After being named the champion of his generation as a 2-year-old, Lookin At Lucky earned another distinction this season: He was the unluckiest 3-year-old in America. He encountered misfortune in all three of his starts. He was one of many horses who had trouble in the Kentucky Derby and emerged from the race with a valid excuse.
In contrast to the Derby, Saturday’s Preakness Stakes produced some satisfying clarity. The best horse won, and Lookin At Lucky reestablished himself as the leader of his generation.
He is not overwhelmingly superior to the rest of the 3-year-old crop, for he had to work hard to score a three-quarter-length victory over long shot First Dude, who also ran a commendable race. But he left no doubt that he is a better horse than the Derby winner, Super Saver, who benefited from a perfect trip at Churchill Downs but finished a badly beaten eighth at Pimlico.
Lookin At Lucky’s travails in his recent races had prompted trainer Bob Baffert to replace jockey Garrett Gómez — indisputably one of the best riders in America — with Martín García, a 25-year-old whose experience and accomplishments were not close to Gómez’s. It was a bold decision that prompted much pre-race discussion and will probably be cited as a key factor in Lookin At Lucky’s victory. In fact, the change probably didn’t make a difference. García’s’ ride was not a tactical masterpiece like Calvin Borel’s Derby ride on Super Saver. He simply stayed out of trouble by sitting outside his rivals and let his mount do the rest.
Even Baffert conceded that Gómez had been a victim of circumstances in his recent rides on Lookin At Lucky. He was saving ground behind the leaders in the Santa Anita Derby — in what appeared to be an ideal striking position — when he was stopped cold. In the Derby, he was probably doomed when Lookin At Lucky drew post position No. 1 in the field of 20. “I was sick when he got the one post,” Baffert said. “I wanted to scratch him.” Trapped on the inside, Lookin At Lucky was bumped hard twice in the early running and never got into contention.

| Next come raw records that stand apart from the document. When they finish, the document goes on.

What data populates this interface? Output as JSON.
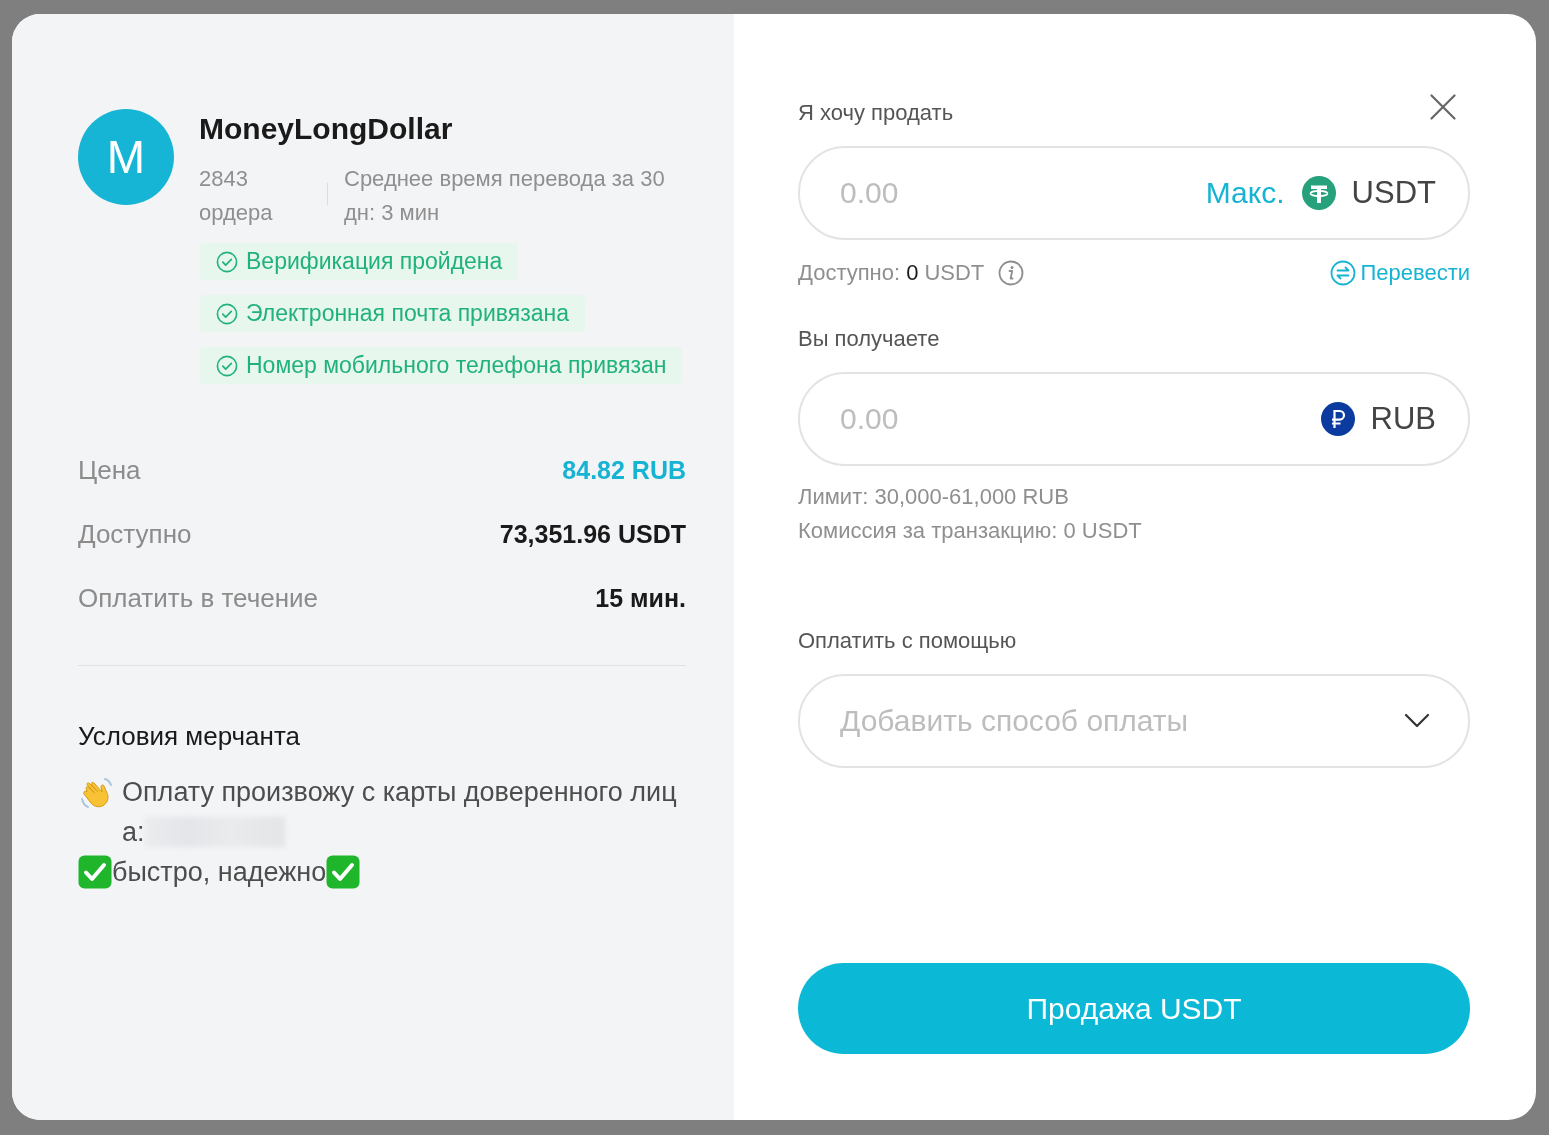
{
  "merchant": {
    "avatar_letter": "M",
    "name": "MoneyLongDollar",
    "orders": "2843 ордера",
    "avg_transfer_time": "Среднее время перевода за 30 дн: 3 мин",
    "badges": [
      "Верификация пройдена",
      "Электронная почта привязана",
      "Номер мобильного телефона привязан"
    ]
  },
  "details": [
    {
      "kind": "price",
      "label": "Цена",
      "value": "84.82 RUB"
    },
    {
      "kind": "amount",
      "label": "Доступно",
      "value": "73,351.96 USDT"
    },
    {
      "kind": "amount",
      "label": "Оплатить в течение",
      "value": "15 мин."
    }
  ],
  "terms": {
    "title": "Условия мерчанта",
    "lines": [
      {
        "kind": "wave",
        "text": "Оплату произвожу с карты доверенного лица:",
        "redacted": true
      },
      {
        "kind": "check",
        "text": "быстро, надежно",
        "redacted": false
      }
    ]
  },
  "sell": {
    "label": "Я хочу продать",
    "placeholder": "0.00",
    "max": "Макс.",
    "currency": "USDT",
    "available": {
      "label": "Доступно:",
      "amount": "0",
      "currency": "USDT"
    },
    "transfer": "Перевести"
  },
  "receive": {
    "label": "Вы получаете",
    "placeholder": "0.00",
    "currency": "RUB",
    "limit": "Лимит: 30,000-61,000 RUB",
    "fee": "Комиссия за транзакцию: 0 USDT"
  },
  "payment": {
    "label": "Оплатить с помощью",
    "placeholder": "Добавить способ оплаты"
  },
  "submit": "Продажа USDT"
}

The trouble appeared to be a legitimate excuse, but everybody connected with the colt knows that alibis are a cheap commodity in racing. “Somewhere along the line,” said Paul Weitman, one of the colt’s three owners, “you can’t keep using excuses. You have to win.”
Baffert gave only one pre-race instruction to García, telling him to try to save ground on the first turn after he broke from post No. 7. After that point, García was on his own. “If you have the horse,” Baffert told him, “you’ll get there.”
As García angled toward the inside — he never got to the rail — Lookin At Lucky was getting a break as the early stages of the race unfolded. The Preakness field appeared to have few horses with any early speed, except for Super Saver, and the possibility existed that Borel could take the early lead and seize a significant tactical advantage. Super Saver broke sharply, but as Borel considered his options, Ramón Dominguez seized the initiative by sending the 23-to-1 shot First Dude to the lead. He ran the first quarter-mile in a fast 22.91 seconds, a quick pace that would benefit the chances of a late runner like Lookin At Lucky. Borel was content to sit just outside the leader. “We had a perfect trip,” he said.
As the field raced down the backstretch, García angled to the outside for clear running room. The last thing he wanted to do, presumably, was to get pinned down on the rail and suffer the kind of fate that had befallen Gómez. As Caracortado moved up three-wide to challenge the leaders, García had to make his move four-wide — usually not the optimal trip on the turn at Pimlico. But the horse was in gear, with clear sailing. When Baffert saw the move, he exclaimed, “Oh, boy, he’s running today!”
The Kentucky Derby winner was the first of the leaders to surrender. “He just came up empty today,” Borel said. But First Dude, who had won nothing more than a maiden event in his six-race career, was not giving up. In mid-stretch, Lookin At Lucky appeared ready to surge past and take command, but First Dude kept fighting until he succumbed in the final yards.
The fact that First Dude finished so close to the winner, and that Jackson Bend (0 for 4 as a 3-year-old) was a close third , might be an indictment of the quality of the Preakness field and the entire 3-year-old generation. But Lookin At Lucky still commands respect because of his overall accomplishments. This was his seventh victory in 10 career starts, with six of the wins in Grade I or Grade II stakes company.
If he had had a little more luck — or at least an absence of bad luck — there is no way to know how good his record might be.